Quelles conséquences pour le climat et les relations sociales dans les entreprises ?
Pour cause de stratégies sociales plus ou moins bloquées au niveau national, plusieurs organisations syndicales orientent en ce moment vers le terrain leurs programmes d’action, ce qui devrait avoir pour effet d’accentuer l’activité syndicale au sein des entreprises.
Ainsi la CGT met actuellement l’accent sur le développement avec pour objectif de s’introduire dans les entreprises dont elle est absente. Ce qui pourra conduire à :
- des distributions de tracts à la porte de l’entreprise,
- la désignation de délégués syndicaux et représentants syndicaux au CE dans les entreprises dépourvues de section syndicale CGT,
- le démarchage plus méthodique des salariés en vue de l’adhésion syndicale. La CFDT entend mettre la pression sur les créations d’emploi, avec notamment une semaine d’action du 4 au 9 octobre, dans l’entreprise et dans son environnement (chambres patronales, collectivités territoriales et préfectures).
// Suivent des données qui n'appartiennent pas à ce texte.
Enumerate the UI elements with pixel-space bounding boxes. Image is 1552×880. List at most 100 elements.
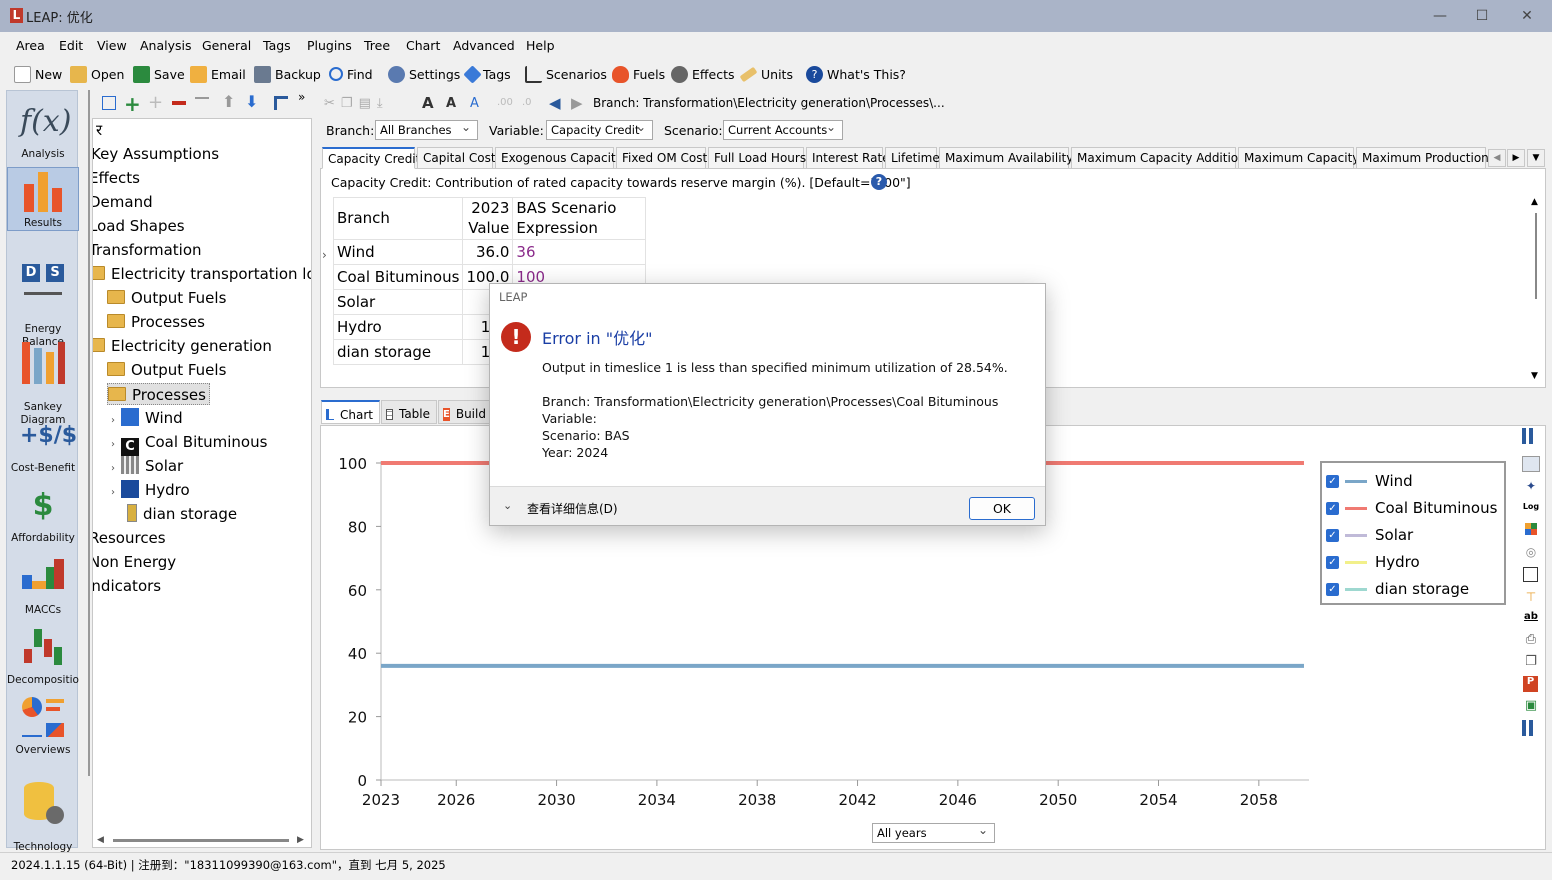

Au programme l’organisation de pique-niques revendicatif le midi suivi de manifestations l’après-midi... Indépendamment des plans d’action des partenaires sociaux, le calendrier des réformes introduit également dans l’entreprise des nouveautés susceptibles d’animer les relations sociales, de permettre aux syndicats de se manifester et d’influer sur le climat social.
Au programme de cette action syndicale d’entreprise pour les semaines et mois à venir :
- la mise en place du droit individuel à la formation,
- la validation des acquis professionnel et ses répercussions par effet mécanique sur les grilles de classification,
- les préretraites,
- les nouvelles règles de la négociation collective et les stratégies inter-syndicales qu’elles impliquent.
Parmi les facteurs de risques actuels pour les entreprises, on peut citer également le fait que les directions d’entreprise ou d’établissement ne semblent pas encore avoir pris la mesure, ou pas autant que les syndicats, des pouvoirs accrus des CHSCT, ni de la montée en puissance de cette institution représentative du personnel.